Nesse período, tive um aluno com a idade um pouco maior do que a minha. Marcamos as aulas na casa dele. Morávamos no mesmo bairro. No primeiro dia, ele perguntou:
– Qual a matéria que você mais gosta de pilotar?
– Não tenho preferência. Tanto o estudo da estrutura da língua, quanto a análise do discurso me agradam.
– Vamos de F5?
– Como?
– Rápido, direto ao assunto.
– Ah! Entendi.
– Sou piloto da aviação civil. O meu pai até hoje não se conforma, porque queria que eu entrasse pra a Aeronáutica. Sou instrutor de ultraleve. Mas já estou cansado disso. É muito incerto. Vim agora do Pará. Não aguentei ficar lá pilotando aqueles teco-tecos sem segurança nenhuma, pousando no meio do mato, carregando garimpeiro. Aquilo é loucura! Como fiquei sabendo que vai ter uma prova para selecionar piloto na Varig, resolvi aterrissar aqui para estudar para essa prova. Além da Gramática, vai ter Redação.
– E a Língua Estrangeira?
– Nessa, eu me garanto, domino bem o espaço aéreo do Inglês. Portanto, teacher, a sua manobra é uma só: me deixar pronto pra decolar em Português.
– Quando vai ser a prova?
– Um mês depois do edital.
– Quando vai sair o edital?
– Ainda não sei. Mas tenho informações seguras que será por agora. Essa notícia já foi espalhada pela torre de controle…

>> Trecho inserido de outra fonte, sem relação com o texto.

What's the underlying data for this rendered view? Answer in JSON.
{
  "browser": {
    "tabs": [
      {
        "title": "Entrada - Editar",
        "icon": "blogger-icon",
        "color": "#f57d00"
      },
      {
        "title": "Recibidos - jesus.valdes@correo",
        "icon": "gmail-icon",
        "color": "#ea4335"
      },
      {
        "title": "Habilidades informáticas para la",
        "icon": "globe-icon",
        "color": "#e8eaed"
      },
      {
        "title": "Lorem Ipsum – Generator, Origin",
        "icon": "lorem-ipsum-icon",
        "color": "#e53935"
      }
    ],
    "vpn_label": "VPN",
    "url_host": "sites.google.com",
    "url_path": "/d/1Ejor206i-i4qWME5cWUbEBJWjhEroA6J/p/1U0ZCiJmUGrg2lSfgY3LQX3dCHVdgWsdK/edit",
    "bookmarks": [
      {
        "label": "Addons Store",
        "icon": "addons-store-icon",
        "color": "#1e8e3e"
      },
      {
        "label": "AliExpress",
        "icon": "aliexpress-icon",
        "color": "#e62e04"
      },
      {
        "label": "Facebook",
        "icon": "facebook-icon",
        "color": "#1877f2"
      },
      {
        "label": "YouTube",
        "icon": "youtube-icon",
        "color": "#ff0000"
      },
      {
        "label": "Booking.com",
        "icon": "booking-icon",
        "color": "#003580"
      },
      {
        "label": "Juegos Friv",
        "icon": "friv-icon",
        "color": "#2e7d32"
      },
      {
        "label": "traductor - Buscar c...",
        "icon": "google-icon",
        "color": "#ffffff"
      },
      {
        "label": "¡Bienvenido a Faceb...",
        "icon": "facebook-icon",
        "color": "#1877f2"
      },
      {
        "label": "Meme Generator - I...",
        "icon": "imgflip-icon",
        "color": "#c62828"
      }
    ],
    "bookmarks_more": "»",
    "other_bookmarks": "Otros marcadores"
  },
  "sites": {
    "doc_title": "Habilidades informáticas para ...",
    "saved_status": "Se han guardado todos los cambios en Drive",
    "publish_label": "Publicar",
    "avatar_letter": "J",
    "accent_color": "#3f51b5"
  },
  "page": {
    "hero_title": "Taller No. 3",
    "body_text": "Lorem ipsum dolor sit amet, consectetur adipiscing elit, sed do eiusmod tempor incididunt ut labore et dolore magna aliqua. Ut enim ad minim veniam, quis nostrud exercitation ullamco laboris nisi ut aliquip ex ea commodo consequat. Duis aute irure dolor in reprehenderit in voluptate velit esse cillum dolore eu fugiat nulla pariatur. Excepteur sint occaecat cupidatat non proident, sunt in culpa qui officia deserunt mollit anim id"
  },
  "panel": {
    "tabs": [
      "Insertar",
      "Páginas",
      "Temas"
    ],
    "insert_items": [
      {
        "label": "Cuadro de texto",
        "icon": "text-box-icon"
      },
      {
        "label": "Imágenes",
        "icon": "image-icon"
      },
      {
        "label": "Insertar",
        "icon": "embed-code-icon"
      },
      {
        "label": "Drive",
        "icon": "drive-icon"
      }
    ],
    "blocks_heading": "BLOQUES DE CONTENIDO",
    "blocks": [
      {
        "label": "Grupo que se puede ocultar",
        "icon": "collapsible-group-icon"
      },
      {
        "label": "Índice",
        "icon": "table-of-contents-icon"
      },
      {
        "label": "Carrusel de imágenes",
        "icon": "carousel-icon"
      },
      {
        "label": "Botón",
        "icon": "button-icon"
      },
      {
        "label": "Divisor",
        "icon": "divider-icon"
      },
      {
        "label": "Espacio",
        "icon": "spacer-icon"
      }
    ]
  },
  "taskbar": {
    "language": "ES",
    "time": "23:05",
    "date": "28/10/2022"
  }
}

Talvez por termos quase a mesma idade e pela forma descontraída que as aulas transcorriam, tornamo-nos amigos. Mas um dia, ele me ligou e pediu para que eu fosse à casa dele em um horário que não seria de aula:
– Teacher, diante da turbulência que a aviação brasileira está atravessando, acho que não vai ter concurso nem pra Varig, nem pra Vasp. Esse voo vai ser cancelado. Já vendi o meu Passat. Peguei o dinheiro. Agora vou entrar em outro espaço aéreo. Já fiz meu plano de voo. Começarei pela Itália. Aqui em casa, a temperatura é sempre quente. Não consigo aturar essa cobrança do meu pai. Vou decolar. Por isso, te chamei aqui para agradecer e dizer que mudarei de rota, por causa do mal tempo. Comprei esse livro pra você.
– Que legal! Hermann Hesse! Obrigado! Quando você vai viajar?
– Amanhã…
– Quando voltar, me liga.
– Tudo bem! Vou te mostrar o meu diário de bordo.
Com o auxílio das redes sociais, esse amigo conseguiu o meu e-mail. E escreveu: “teacher, terei que fazer um pouso forçado no Rio. Gostaria de reencontrá-lo.”
Disse a ele que havia mudado de cidade. Por isso nos encontramos aqui:
– Teacher, o teu serviço de bordo está ótimo, você engordou bem!
– Por que você teve que fazer esse pouso forçado no Rio?
– Me ligaram pra dizer que meu pai estava com o ckeck-in pronto. E, que o voo dele já estava na última chamada. Mas antes de passar pelo portão de embarque queria me ver.
– E aí? Vocês fizeram as pazes…
– Nós conversamos. Ficou tudo bem. Mas o voo ainda não decolou. Quero que ele fique no overbooking. Mas se tiver que partir, que vá na 1ª classe.